The cop car that Pidge blows up on page 2, is more about him completing the job at hand. He sees his mark drive past and doesn't want to have to find him again later, but this cop is sitting there chatting on his radio, wasting a lot of time. While he doesn't really like killing innocent people, he hates cops, and just wants to finish for the night. Plus, it's a nice little unexpected incident. Instead of getting this super loud, big explosion, it happens way in the background while we're in the mark's car, further ahead, watching him sing along with the radio, doing coke. Then, Pidge comes speeding up behind him. That's why I wrote the line about it looking small from far away, like the Sun. I was just trying to describe it with character, rather than just saying something like "it's far in the background". I was trying to find a happy medium between being direct and doing things that way. I'm still not really sure where to draw the line. Maybe as I read more screenplays, I'll get a better sence of how to do it. I tried to stay away from describing too many shots, but some of them I just had to in order to show what I was trying to show.
Speaking of that scene, I wasn't sure how to go about labeling the scene. I read something about how to format this kind of thing, and it gave an example showing to write SERIES OF SHOTS followed by what the scene is. That's why I wrote "Pidge remembers his first kill" While it does say what the scene is going to be about, it's still kind of a shocker to read that his first kill was actually his father.
As for the writing itself, I had a really long and hard time trying to figure out what to do and what not to do, and how to do it, etc. A lot of what I wrote was inspired by the way I've seen things written in other screenplays. Like the heavy use of "--". I started using them for heavy action scenes where there are a lot of fragmented sentences because I saw it done in all the Bourne scripts. Tony Gilroy uses them a LOT to break up action, and I found it to be my favorite way of doing it. It allows you to see each fragment rather than a period or comma, which keep them closer together. It really defines each set of words. It gives them more impact (for me, at least).

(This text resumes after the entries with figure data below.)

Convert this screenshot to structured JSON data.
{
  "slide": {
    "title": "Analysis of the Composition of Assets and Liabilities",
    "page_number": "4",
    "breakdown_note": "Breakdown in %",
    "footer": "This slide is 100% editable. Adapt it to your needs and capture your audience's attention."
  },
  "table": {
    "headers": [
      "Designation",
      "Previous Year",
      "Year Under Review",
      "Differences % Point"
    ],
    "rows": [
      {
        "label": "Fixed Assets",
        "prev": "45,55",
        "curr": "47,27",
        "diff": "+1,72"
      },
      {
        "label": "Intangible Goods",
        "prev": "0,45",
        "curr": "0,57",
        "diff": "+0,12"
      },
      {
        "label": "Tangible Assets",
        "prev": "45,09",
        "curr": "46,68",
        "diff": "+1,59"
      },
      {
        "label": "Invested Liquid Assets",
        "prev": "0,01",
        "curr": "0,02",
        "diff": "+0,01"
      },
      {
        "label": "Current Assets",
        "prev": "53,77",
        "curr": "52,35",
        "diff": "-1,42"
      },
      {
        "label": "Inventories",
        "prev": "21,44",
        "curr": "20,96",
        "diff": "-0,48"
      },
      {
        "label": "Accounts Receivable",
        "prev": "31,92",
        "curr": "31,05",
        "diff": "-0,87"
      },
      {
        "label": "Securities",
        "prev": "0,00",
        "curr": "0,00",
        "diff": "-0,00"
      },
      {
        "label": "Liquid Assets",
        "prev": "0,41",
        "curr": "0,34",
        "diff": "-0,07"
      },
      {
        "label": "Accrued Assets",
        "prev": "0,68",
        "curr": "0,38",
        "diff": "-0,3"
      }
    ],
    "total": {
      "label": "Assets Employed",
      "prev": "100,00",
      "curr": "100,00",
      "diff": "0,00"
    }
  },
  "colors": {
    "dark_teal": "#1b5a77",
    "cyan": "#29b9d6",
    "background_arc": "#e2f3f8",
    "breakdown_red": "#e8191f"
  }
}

About the Cedar not being capitalized, I had a problem with that before this draft and must have forgotten to fix it. There was a fully capped CEDAR when he first comes into the script. Before that, I had his name shown when Pidge was looking at his photo before he ever came into the scene, and I originally had his name capped there. I wasn't sure if that was what I was supposed to do, or not. I had a hard time with that. It's like another main character who comes in, in act 2. When I first introduce her, we don't know who she is, so I introduce her as MYSTERIOUS BRUNETTE WOMAN first, then later, I cap her actual name when we learn who she is. I wasn't sure what to do there.
Thanks again for all this. I will definitely consider taking a look at some of these things and changing them. I hope you continue on. There's a lot to dive into when you get into act 2 :) Things will make sense by the end.
And Rendevous,
It's funny you bring up the "cherries flash" thing. DS also mentioned that. I honestly thought people would know what that meant. I didn't realize it would be that confusing. I thought it was a common term for police lights. It just seemed like a nice way to describe someone getting pulled over, rather than just saying "police lights".
And yes! I get the same calls from those Indian guys. Only, the calls I get are telling me that I've been in a car accident, or that my computer has a virus. Haha.